China is actively engaging in a cyberwar on countries that it considers hostile. And Western experts think hacking attacks sponsored by China are on the rise. The U.S. and its ally nations have slammed China for unleashing an unprecedented form of cyberwar targeting Western countries.
What is cyberwar?
The definition of cyberwar has been honed into one that was perhaps most clearly laid out in the 2010 book Cyber War, co-written by Richard Clarke, a national security advisor to presidents George H.W. Bush, Bill Clinton, and George W. Bush, and Robert Knake, who would later serve as a cybersecurity advisor to President Obama.
Subscribe to our Newsletter!
Receive selected content straight into your inbox.
Clarke and Knake defined cyberwar as “actions by a nation-state to penetrate another nation’s computers or networks for the purpose of causing damage or disruption.” To put it more simply, that definition roughly encompasses the same things we’ve always identified as “acts of war,” only now carried out by digital means. But as the world was learning by the time Clarke and Knake wrote that definition, digital attacks have the potential to reach out beyond mere computers to have real, physical consequences.

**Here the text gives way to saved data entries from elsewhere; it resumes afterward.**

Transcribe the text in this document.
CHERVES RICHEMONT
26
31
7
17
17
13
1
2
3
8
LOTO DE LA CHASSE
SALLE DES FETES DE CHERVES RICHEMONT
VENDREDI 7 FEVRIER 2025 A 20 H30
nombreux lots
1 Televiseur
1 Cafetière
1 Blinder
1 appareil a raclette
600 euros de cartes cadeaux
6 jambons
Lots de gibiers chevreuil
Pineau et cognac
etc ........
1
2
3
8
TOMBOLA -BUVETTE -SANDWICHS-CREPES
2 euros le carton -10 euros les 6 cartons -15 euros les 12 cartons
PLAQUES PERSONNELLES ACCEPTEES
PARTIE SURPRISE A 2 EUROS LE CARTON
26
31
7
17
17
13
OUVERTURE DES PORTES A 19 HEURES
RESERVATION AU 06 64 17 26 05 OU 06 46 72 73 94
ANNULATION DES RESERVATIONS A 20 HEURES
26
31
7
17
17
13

Chinese hacking groups are reportedly planning and executing various types of stealthy cyberattacks to steal intellectual property. While Beijing consistently denies supporting or sponsoring hacking efforts, the truth is such attacks are on the rise. Mandiant, a leading cybersecurity firm, says the hacking attacks originating from China are becoming more layered and complex with time.
The Microsoft Exchange Server breach
The Microsoft Exchange Server breach made headlines in January 2021. The Microsoft Exchange Server is a mail server and calendaring server developed by Microsoft. It runs exclusively on Windows Server operating systems.
The U.S., the UK, the EU, Nato, and some other countries lashed out at Beijing, saying it was behind the attack. They even blamed the Ministry of State Security of China for acting as the mastermind of it. The attack impacted almost 250,000 organizations worldwide. The hackers managed to siphon off important company emails for espionage. After Microsoft sensed the flaw it sprang into action.
The former chief executive of the National Cyber Security Centre of the UK, Ciaran Martin, said: “What you saw here was real recklessness. The Hafnium attack on Exchange was in complete contrast to the Russian exploitation of SolarWinds software for espionage purposes. In that case, there was no collateral damage — but as for Hafnium when they realized they had been caught, the hackers booby-trapped the software on the way out.”
U.S. Secretary of State Antony Blinken too lambasted China saying the CCP-ruled country is now posing a big threat to the economic and national security of the U.S. He said: “Responsible states do not indiscriminately compromise global network security nor knowingly harbor cybercriminals — let alone sponsor or collaborate with them.” U.S. security experts apprehended attackers paid by the MSS who executed Microsoft’s Exchange email application hacking. The hackers exploited the pandemic-induced limitations, including a lack of secure Internet access.
Red Apollo and Operation Cloud Hopper
A Chinese hacking group codenamed Red Apollo (also known as APT 10, MenuPass, Stone Panda, and POTASSIUM) is a Chinese state-sponsored cyberespionage group. It carried out several hacking campaigns targeting healthcare, defense, education, biopharmaceutical, and aviation sectors in the U.S., UK, Germany, Saudi Arabia, and Canada.
This group allegedly stole data about topics like commercial aircraft servicing, autonomous vehicles, and also infectious disease research. Four Chinese nationalists were accused of setting up a fake company to camouflage the entire thing and hide the involvement of the Chinese government.
As expected, China has denied any part in these incidents. It has been said such allegations made by the U.S. and European nations are baseless and are meant to defame China. A few years back, it was hard to think of such developments.
In late 2015, then-U.S. President Barack Obama signed a cybersecurity pact with his Chinese counterpart Xi Jinping. The latter even said none of the nations will resort to online intellectual property theft activities. China also made a pact with the UK soon after.
The situation, however, changed after Donald Trump assumed the role of U.S. president in 2016. He adopted a more combative tone toward China from the beginning.
This led to China resuming its hacking activities, including the Operation Cloud Hopper attack in 2017 whereby Chinese-based attackers were able to get hold of security credentials by sending spoof emails to workers at cloud businesses. They then leveraged the access these “spear-phishing” attacks gave them to install malware that let them steal security credentials and conduct reconnaissance. The UK and the U.S. have named Red Apollo as the mastermind behind the attacks.